Results cache improves query performance by reusing results from previous executions of the same deterministic query, provided that the underlying dataset remains unchanged and the previous execution was by the same user. The results cache feature works out of the box, requires no configuration, and automatically caches and reuses results. Regardless of whether a query uses results cache, it always returns the same results.

Results cache is client-agnostic, meaning a query executed in the Dremio console will result in a cache hit even if it is later re-run through other clients like JDBC, ODBC, REST, or Arrow Flight. For a query to use the cache, its query plan must remain identical to the original cached version. Any changes to the schema or dataset generate a new query plan, invalidating the cache.

Results cache also supports seamless coordinator scale-out, allowing newly added coordinators to benefit immediately from previously cached results.

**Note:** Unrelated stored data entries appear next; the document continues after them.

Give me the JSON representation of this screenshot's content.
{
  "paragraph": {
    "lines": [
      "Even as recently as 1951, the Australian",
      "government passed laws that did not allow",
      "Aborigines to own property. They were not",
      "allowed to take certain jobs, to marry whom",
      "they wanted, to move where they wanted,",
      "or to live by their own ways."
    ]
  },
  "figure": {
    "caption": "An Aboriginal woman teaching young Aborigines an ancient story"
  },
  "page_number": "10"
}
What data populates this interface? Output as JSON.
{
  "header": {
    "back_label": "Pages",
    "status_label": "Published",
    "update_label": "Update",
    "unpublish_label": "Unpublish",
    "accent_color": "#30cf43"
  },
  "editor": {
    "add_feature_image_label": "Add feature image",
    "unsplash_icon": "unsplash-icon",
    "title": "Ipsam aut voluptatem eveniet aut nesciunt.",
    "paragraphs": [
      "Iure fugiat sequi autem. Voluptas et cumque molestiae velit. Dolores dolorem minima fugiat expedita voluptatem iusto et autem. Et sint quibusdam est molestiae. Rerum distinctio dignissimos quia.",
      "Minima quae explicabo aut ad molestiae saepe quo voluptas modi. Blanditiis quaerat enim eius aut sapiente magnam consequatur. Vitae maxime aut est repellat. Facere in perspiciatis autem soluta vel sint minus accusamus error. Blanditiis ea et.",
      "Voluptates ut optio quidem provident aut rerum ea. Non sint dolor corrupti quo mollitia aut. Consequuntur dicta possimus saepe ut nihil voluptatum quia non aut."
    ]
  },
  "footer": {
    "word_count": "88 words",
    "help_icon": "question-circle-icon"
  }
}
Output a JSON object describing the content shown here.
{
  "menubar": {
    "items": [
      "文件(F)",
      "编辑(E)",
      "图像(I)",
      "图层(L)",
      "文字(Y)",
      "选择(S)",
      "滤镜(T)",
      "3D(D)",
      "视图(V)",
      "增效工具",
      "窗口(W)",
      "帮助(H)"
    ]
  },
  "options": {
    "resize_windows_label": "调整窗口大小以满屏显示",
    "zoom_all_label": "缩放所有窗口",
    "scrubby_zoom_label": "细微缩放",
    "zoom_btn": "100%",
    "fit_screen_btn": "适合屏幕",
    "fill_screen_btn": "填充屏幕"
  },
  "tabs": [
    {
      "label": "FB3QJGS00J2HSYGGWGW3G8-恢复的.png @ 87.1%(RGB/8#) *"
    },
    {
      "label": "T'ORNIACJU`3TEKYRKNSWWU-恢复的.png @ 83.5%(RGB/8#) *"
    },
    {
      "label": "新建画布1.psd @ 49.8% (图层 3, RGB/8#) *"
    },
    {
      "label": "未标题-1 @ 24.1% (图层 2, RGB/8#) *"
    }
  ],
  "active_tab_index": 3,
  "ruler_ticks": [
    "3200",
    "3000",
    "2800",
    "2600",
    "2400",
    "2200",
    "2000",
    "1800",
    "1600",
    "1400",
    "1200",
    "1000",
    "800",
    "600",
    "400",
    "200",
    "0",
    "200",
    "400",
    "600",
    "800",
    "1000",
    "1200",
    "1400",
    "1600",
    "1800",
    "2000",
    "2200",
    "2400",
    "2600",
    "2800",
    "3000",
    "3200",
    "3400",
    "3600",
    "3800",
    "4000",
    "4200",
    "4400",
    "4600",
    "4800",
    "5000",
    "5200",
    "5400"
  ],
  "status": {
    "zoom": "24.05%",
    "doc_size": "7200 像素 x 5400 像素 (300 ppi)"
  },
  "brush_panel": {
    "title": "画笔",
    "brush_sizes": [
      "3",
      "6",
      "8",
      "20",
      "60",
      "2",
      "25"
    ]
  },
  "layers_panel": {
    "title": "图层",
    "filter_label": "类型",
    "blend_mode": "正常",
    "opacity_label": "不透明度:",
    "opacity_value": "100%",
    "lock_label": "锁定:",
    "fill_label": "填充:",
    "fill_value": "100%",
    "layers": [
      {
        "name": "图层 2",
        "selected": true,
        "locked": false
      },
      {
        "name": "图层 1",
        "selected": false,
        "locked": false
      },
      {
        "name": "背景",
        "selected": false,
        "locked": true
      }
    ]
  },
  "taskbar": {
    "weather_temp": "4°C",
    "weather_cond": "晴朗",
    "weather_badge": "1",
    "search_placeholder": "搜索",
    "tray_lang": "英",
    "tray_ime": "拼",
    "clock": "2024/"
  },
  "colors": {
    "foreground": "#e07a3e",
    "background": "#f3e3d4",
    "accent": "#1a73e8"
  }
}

Cases Supported By Results Cache

Query result are cached in the following cases:

  • The SQL statement is a SELECT statement.
  • The query reads from an Iceberg, Parquet dataset, or from a raw Reflection defined on other Dremio supported data sources and formats, such as relational databases, CSV, JSON, or TEXT.
  • The query does not contain dynamic functions such as QUERY_USER, IS_MEMBER, RAND, CURRENT_DATE, or NOW.
  • The query does not reference SYS or INFORMATION_SCHEMA tables, or use external query.
  • The result set size, when stored in Arrow format, is less than or equal to 20 MB.
  • The query is not executed in Dremio console as a preview.

View Whether Queries Used Results Cache

You can view the list of jobs on the Jobs page to determine if queries from data consumers were accelerated by the results cache.

To find whether a query was accelerated by a results cache:

  1. Find the job that ran the query and look for This is the icon that indicates a Reflection was used. next to it, which indicates that the query was accelerated using either Reflections or the results cache.
  2. Click on the row representing the job that ran the query to view the job summary. The summary, displayed in the pane to the right, provides details on whether the query was accelerated using results cache or Reflections.
Results cache on the Job Overview page

Storage

Cached results are stored in the project store alongside all project-specific data, such as metadata and Reflections. Executors write cache entries as Arrow data files and read them when processing SELECT queries that result in a cache hit. Coordinators are responsible for managing the deletion of expired cache files.

Deletion

A background task running on one of the Dremio coordinators handles cache expiration. This task runs every hour to mark cache entries that have not been accessed in the past 24 hours as expired and subsequently deletes them along with their associated cache files.

Considerations and Limitations

SQL queries executed through the Dremio console or a REST client that access the cache will rewrite the cached query results to the job results store to enable pagination.